Despite a drop in enrollment, Medora Community School Corp. officials are considering a 2016 budget that would be 3.8 percent higher than the present one.
The 2016 budget is $2,829,459, which is up from the 2015 approved budget of $2,744,848.
Most of the $84,611 increase, if approved by the state in the fall, would be used to help buy a bus in two years and to pay for painting the gymnasium.
Superintendent Roger Bane said during a budget workshop Thursday that he has to present the proposed budget to the Jackson County Council for review by Tuesday. A public hearing will be Sept. 21, and the budget will be up for approval at the Oct. 12 regular school board meeting. Both meetings will be at 6 p.m. in the school library.
The state will review the budget during hearings in the fall, and it likely will be reduced when updated information about assessed valuation becomes available.
As of Thursday, the corporation’s student count was 217. In February, the number stood at 235½. One difference in the count this school year is kindergartners are now counted as whole instead of half, Bane said.
The proposed general fund would increase from $1,866,253 to $1,874,157.
Another fund that increased in the budget is capital projects, which went from $267,220 this year to $277,556 for 2016. Bane said he put some extra dollars in for next year to be able to paint the gymnasium.
Also increasing was debt service, going from $425,000 to $451,671. Bane said when a refinance was performed, the Qualified Zone Academy Bond was not included.
A QZAB is a low-interest or interest-free loan for public schools with 35 percent or more of the student body eligible for free or reduced-price lunch programs. Funds can be used for renovation and rehabilitation projects or equipment purchases.
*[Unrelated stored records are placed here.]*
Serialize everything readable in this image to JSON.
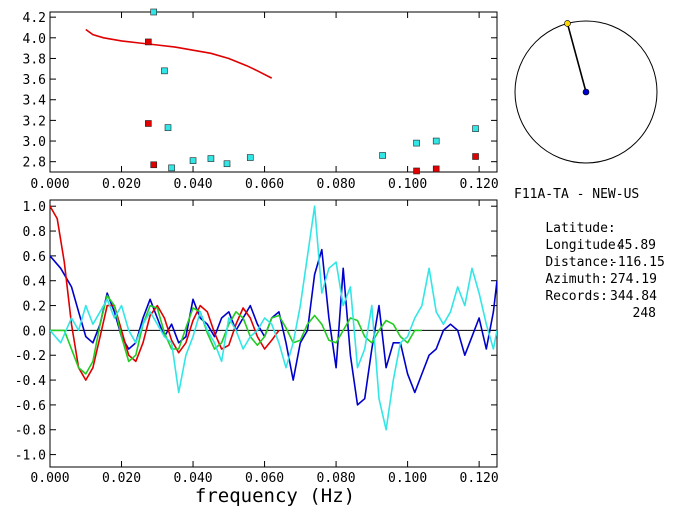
{
  "station": {
    "name": "F11A-TA - NEW-US",
    "latitude_label": "Latitude:",
    "latitude": "45.89",
    "longitude_label": "Longitude:",
    "longitude": "-116.15",
    "distance_label": "Distance:",
    "distance": "274.19",
    "azimuth_label": "Azimuth:",
    "azimuth": "344.84",
    "records_label": "Records:",
    "records": "248"
  },
  "colors": {
    "red": "#e00000",
    "cyan": "#33e6e6",
    "blue": "#0000cc",
    "green": "#22cc22",
    "yellow": "#ffd700",
    "axis": "#000000"
  },
  "chart_data": [
    {
      "type": "scatter",
      "xlim": [
        0.0,
        0.125
      ],
      "ylim": [
        2.7,
        4.25
      ],
      "x_ticks": [
        "0.000",
        "0.020",
        "0.040",
        "0.060",
        "0.080",
        "0.100",
        "0.120"
      ],
      "y_ticks": [
        "2.8",
        "3.0",
        "3.2",
        "3.4",
        "3.6",
        "3.8",
        "4.0",
        "4.2"
      ],
      "curve": {
        "color": "red",
        "x": [
          0.01,
          0.012,
          0.015,
          0.02,
          0.025,
          0.03,
          0.035,
          0.04,
          0.045,
          0.05,
          0.055,
          0.058,
          0.062
        ],
        "y": [
          4.08,
          4.03,
          4.0,
          3.97,
          3.95,
          3.93,
          3.91,
          3.88,
          3.85,
          3.8,
          3.73,
          3.68,
          3.61
        ]
      },
      "points": [
        {
          "x": 0.029,
          "y": 4.25,
          "color": "cyan"
        },
        {
          "x": 0.0275,
          "y": 3.96,
          "color": "red"
        },
        {
          "x": 0.032,
          "y": 3.68,
          "color": "cyan"
        },
        {
          "x": 0.0275,
          "y": 3.17,
          "color": "red"
        },
        {
          "x": 0.033,
          "y": 3.13,
          "color": "cyan"
        },
        {
          "x": 0.029,
          "y": 2.77,
          "color": "red"
        },
        {
          "x": 0.034,
          "y": 2.74,
          "color": "cyan"
        },
        {
          "x": 0.04,
          "y": 2.81,
          "color": "cyan"
        },
        {
          "x": 0.045,
          "y": 2.83,
          "color": "cyan"
        },
        {
          "x": 0.0495,
          "y": 2.78,
          "color": "cyan"
        },
        {
          "x": 0.056,
          "y": 2.84,
          "color": "cyan"
        },
        {
          "x": 0.093,
          "y": 2.86,
          "color": "cyan"
        },
        {
          "x": 0.1025,
          "y": 2.98,
          "color": "cyan"
        },
        {
          "x": 0.1025,
          "y": 2.71,
          "color": "red"
        },
        {
          "x": 0.108,
          "y": 3.0,
          "color": "cyan"
        },
        {
          "x": 0.108,
          "y": 2.73,
          "color": "red"
        },
        {
          "x": 0.119,
          "y": 3.12,
          "color": "cyan"
        },
        {
          "x": 0.119,
          "y": 2.85,
          "color": "red"
        }
      ]
    },
    {
      "type": "line",
      "xlabel": "frequency (Hz)",
      "xlim": [
        0.0,
        0.125
      ],
      "ylim": [
        -1.1,
        1.05
      ],
      "x_ticks": [
        "0.000",
        "0.020",
        "0.040",
        "0.060",
        "0.080",
        "0.100",
        "0.120"
      ],
      "y_ticks": [
        "1.0",
        "0.8",
        "0.6",
        "0.4",
        "0.2",
        "0.0",
        "-0.2",
        "-0.4",
        "-0.6",
        "-0.8",
        "-1.0"
      ],
      "series": [
        {
          "color": "blue",
          "x": [
            0,
            0.003,
            0.006,
            0.008,
            0.01,
            0.012,
            0.014,
            0.016,
            0.018,
            0.02,
            0.022,
            0.024,
            0.026,
            0.028,
            0.03,
            0.032,
            0.034,
            0.036,
            0.038,
            0.04,
            0.042,
            0.044,
            0.046,
            0.048,
            0.05,
            0.052,
            0.054,
            0.056,
            0.058,
            0.06,
            0.062,
            0.064,
            0.066,
            0.068,
            0.07,
            0.072,
            0.074,
            0.076,
            0.078,
            0.08,
            0.082,
            0.084,
            0.086,
            0.088,
            0.09,
            0.092,
            0.094,
            0.096,
            0.098,
            0.1,
            0.102,
            0.104,
            0.106,
            0.108,
            0.11,
            0.112,
            0.114,
            0.116,
            0.118,
            0.12,
            0.122,
            0.124,
            0.125
          ],
          "y": [
            0.6,
            0.5,
            0.35,
            0.15,
            -0.05,
            -0.1,
            0.05,
            0.3,
            0.15,
            -0.05,
            -0.15,
            -0.1,
            0.1,
            0.25,
            0.1,
            -0.05,
            0.05,
            -0.1,
            -0.05,
            0.25,
            0.1,
            0.05,
            -0.05,
            0.1,
            0.15,
            0.0,
            0.1,
            0.2,
            0.05,
            -0.05,
            0.1,
            0.15,
            -0.1,
            -0.4,
            -0.1,
            0.0,
            0.45,
            0.65,
            0.1,
            -0.3,
            0.5,
            -0.2,
            -0.6,
            -0.55,
            -0.15,
            0.2,
            -0.3,
            -0.1,
            -0.1,
            -0.35,
            -0.5,
            -0.35,
            -0.2,
            -0.15,
            0.0,
            0.05,
            0.0,
            -0.2,
            -0.05,
            0.1,
            -0.15,
            0.15,
            0.4
          ]
        },
        {
          "color": "red",
          "x": [
            0,
            0.002,
            0.004,
            0.006,
            0.008,
            0.01,
            0.012,
            0.014,
            0.016,
            0.018,
            0.02,
            0.022,
            0.024,
            0.026,
            0.028,
            0.03,
            0.032,
            0.034,
            0.036,
            0.038,
            0.04,
            0.042,
            0.044,
            0.046,
            0.048,
            0.05,
            0.052,
            0.054,
            0.056,
            0.058,
            0.06,
            0.062,
            0.064
          ],
          "y": [
            1.0,
            0.9,
            0.55,
            0.05,
            -0.3,
            -0.4,
            -0.3,
            -0.05,
            0.2,
            0.2,
            0.0,
            -0.2,
            -0.25,
            -0.1,
            0.12,
            0.2,
            0.1,
            -0.08,
            -0.18,
            -0.1,
            0.08,
            0.2,
            0.15,
            -0.02,
            -0.15,
            -0.12,
            0.05,
            0.18,
            0.1,
            -0.05,
            -0.15,
            -0.08,
            0.0
          ]
        },
        {
          "color": "green",
          "x": [
            0.0,
            0.004,
            0.008,
            0.01,
            0.012,
            0.014,
            0.016,
            0.018,
            0.02,
            0.022,
            0.024,
            0.026,
            0.028,
            0.03,
            0.032,
            0.034,
            0.036,
            0.038,
            0.04,
            0.042,
            0.044,
            0.046,
            0.048,
            0.05,
            0.052,
            0.054,
            0.056,
            0.058,
            0.06,
            0.062,
            0.064,
            0.066,
            0.068,
            0.07,
            0.072,
            0.074,
            0.076,
            0.078,
            0.08,
            0.082,
            0.084,
            0.086,
            0.088,
            0.09,
            0.092,
            0.094,
            0.096,
            0.098,
            0.1,
            0.102,
            0.104
          ],
          "y": [
            0.0,
            0.0,
            -0.3,
            -0.35,
            -0.25,
            0.05,
            0.28,
            0.2,
            -0.05,
            -0.25,
            -0.2,
            0.05,
            0.2,
            0.18,
            -0.02,
            -0.15,
            -0.15,
            0.02,
            0.18,
            0.15,
            -0.02,
            -0.15,
            -0.1,
            0.05,
            0.15,
            0.1,
            -0.05,
            -0.12,
            -0.05,
            0.1,
            0.12,
            0.02,
            -0.1,
            -0.08,
            0.05,
            0.12,
            0.05,
            -0.08,
            -0.1,
            0.0,
            0.1,
            0.08,
            -0.05,
            -0.1,
            0.0,
            0.08,
            0.05,
            -0.05,
            -0.1,
            0.0,
            0.0
          ]
        },
        {
          "color": "cyan",
          "x": [
            0.0,
            0.003,
            0.006,
            0.008,
            0.01,
            0.012,
            0.014,
            0.016,
            0.018,
            0.02,
            0.022,
            0.024,
            0.026,
            0.028,
            0.03,
            0.032,
            0.034,
            0.036,
            0.038,
            0.04,
            0.042,
            0.044,
            0.046,
            0.048,
            0.05,
            0.052,
            0.054,
            0.056,
            0.058,
            0.06,
            0.062,
            0.064,
            0.066,
            0.068,
            0.07,
            0.072,
            0.074,
            0.076,
            0.078,
            0.08,
            0.082,
            0.084,
            0.086,
            0.088,
            0.09,
            0.092,
            0.094,
            0.096,
            0.098,
            0.1,
            0.102,
            0.104,
            0.106,
            0.108,
            0.11,
            0.112,
            0.114,
            0.116,
            0.118,
            0.12,
            0.122,
            0.124,
            0.125
          ],
          "y": [
            0.0,
            -0.1,
            0.1,
            0.0,
            0.2,
            0.05,
            0.15,
            0.25,
            0.1,
            0.2,
            0.0,
            -0.1,
            0.05,
            0.15,
            0.05,
            -0.05,
            -0.1,
            -0.5,
            -0.2,
            -0.05,
            0.15,
            0.0,
            -0.1,
            -0.25,
            0.1,
            0.0,
            -0.15,
            -0.05,
            0.0,
            0.1,
            0.05,
            -0.1,
            -0.3,
            -0.1,
            0.2,
            0.6,
            1.0,
            0.3,
            0.5,
            0.55,
            0.2,
            0.35,
            -0.3,
            -0.15,
            0.2,
            -0.55,
            -0.8,
            -0.4,
            -0.1,
            -0.05,
            0.1,
            0.2,
            0.5,
            0.15,
            0.05,
            0.15,
            0.35,
            0.2,
            0.5,
            0.3,
            0.05,
            -0.15,
            0.0
          ]
        }
      ]
    }
  ],
  "azimuth_dial": {
    "azimuth_deg": 344.84
  }
}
At Medora, the loan was used for energy-saving air conditioning and lighting installation.
“That was wrapped into another bond issue we had that, when we refinanced, they didn’t keep it wrapped in, so we have to start making that payment separately,” Bane said. “We just pay the principal back.”
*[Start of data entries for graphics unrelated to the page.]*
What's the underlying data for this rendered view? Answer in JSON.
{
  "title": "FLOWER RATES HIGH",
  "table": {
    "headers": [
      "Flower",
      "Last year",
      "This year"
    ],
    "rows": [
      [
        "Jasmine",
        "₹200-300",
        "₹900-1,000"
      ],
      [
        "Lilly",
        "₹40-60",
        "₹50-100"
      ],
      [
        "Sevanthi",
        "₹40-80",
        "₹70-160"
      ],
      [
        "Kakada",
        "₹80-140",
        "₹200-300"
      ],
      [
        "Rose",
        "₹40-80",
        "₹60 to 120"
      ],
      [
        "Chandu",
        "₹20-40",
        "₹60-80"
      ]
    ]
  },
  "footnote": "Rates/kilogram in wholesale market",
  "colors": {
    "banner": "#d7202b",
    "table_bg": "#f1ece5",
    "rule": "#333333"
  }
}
The bus replacement fund saw the biggest jump, going from $46,785 to $85,000. Bane said the corporation’s pension debt comes off of one of the other funds 100 percent, and this time around for Medora, it’s the bus replacement fund. The 2016 pension debt is $34,775.
Bane said the hope is to be able to replace a bus in 2017. A new school bus costs around $100,000.
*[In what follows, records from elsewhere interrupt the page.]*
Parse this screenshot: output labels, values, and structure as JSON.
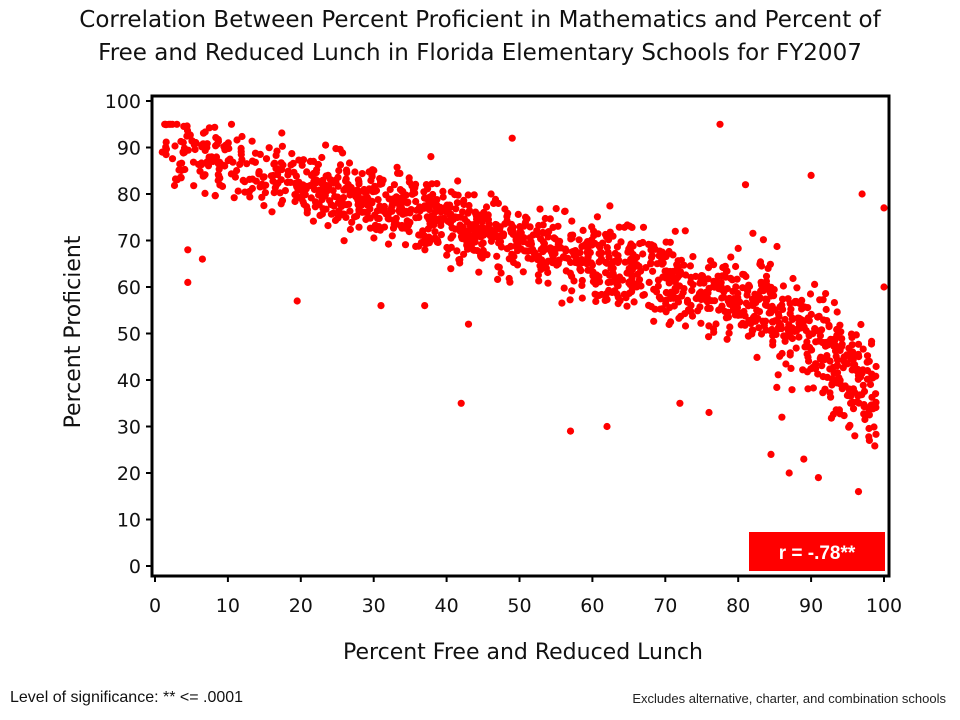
{
  "chart_data": {
    "type": "scatter",
    "title_line1": "Correlation Between Percent Proficient in Mathematics and Percent of",
    "title_line2": "Free and Reduced Lunch in Florida Elementary Schools for FY2007",
    "xlabel": "Percent Free and Reduced Lunch",
    "ylabel": "Percent Proficient",
    "xlim": [
      0,
      100
    ],
    "ylim": [
      0,
      100
    ],
    "x_ticks": [
      0,
      10,
      20,
      30,
      40,
      50,
      60,
      70,
      80,
      90,
      100
    ],
    "y_ticks": [
      0,
      10,
      20,
      30,
      40,
      50,
      60,
      70,
      80,
      90,
      100
    ],
    "point_color": "#ff0000",
    "point_count": 1500,
    "trend": {
      "x0": 0,
      "y0": 91,
      "slope": -0.42
    },
    "outliers": [
      {
        "x": 77.5,
        "y": 95
      },
      {
        "x": 42,
        "y": 35
      },
      {
        "x": 57,
        "y": 29
      },
      {
        "x": 62,
        "y": 30
      },
      {
        "x": 19.5,
        "y": 57
      },
      {
        "x": 96.5,
        "y": 16
      },
      {
        "x": 91,
        "y": 19
      },
      {
        "x": 100,
        "y": 77
      },
      {
        "x": 100,
        "y": 60
      },
      {
        "x": 4.5,
        "y": 61
      },
      {
        "x": 4.5,
        "y": 68
      },
      {
        "x": 6.5,
        "y": 66
      },
      {
        "x": 90,
        "y": 84
      },
      {
        "x": 81,
        "y": 82
      },
      {
        "x": 49,
        "y": 92
      },
      {
        "x": 1,
        "y": 89
      },
      {
        "x": 10.5,
        "y": 95
      },
      {
        "x": 3,
        "y": 95
      },
      {
        "x": 84.5,
        "y": 24
      },
      {
        "x": 87,
        "y": 20
      },
      {
        "x": 89,
        "y": 23
      },
      {
        "x": 96,
        "y": 28
      },
      {
        "x": 98,
        "y": 27
      },
      {
        "x": 97,
        "y": 80
      },
      {
        "x": 31,
        "y": 56
      },
      {
        "x": 37,
        "y": 56
      },
      {
        "x": 43,
        "y": 52
      },
      {
        "x": 72,
        "y": 35
      },
      {
        "x": 76,
        "y": 33
      },
      {
        "x": 86,
        "y": 32
      }
    ],
    "correlation_label": "r = -.78**",
    "correlation_box_color": "#ff0000"
  },
  "footer": {
    "significance": "Level of significance: ** <= .0001",
    "note": "Excludes alternative, charter, and combination schools"
  }
}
One of the corporation’s buses is 12 years old, but the school has only had it for 11 years, so it would still have another year left until it would have to be replaced, Bane said.
The transportation fund, which is used to pay bus drivers and to repair and maintain buses, went from $105,000 this year to $106,300 for 2016.
What: Medora Community School Corp. Board of Trustees meeting
Where: School library, 82 S. George St.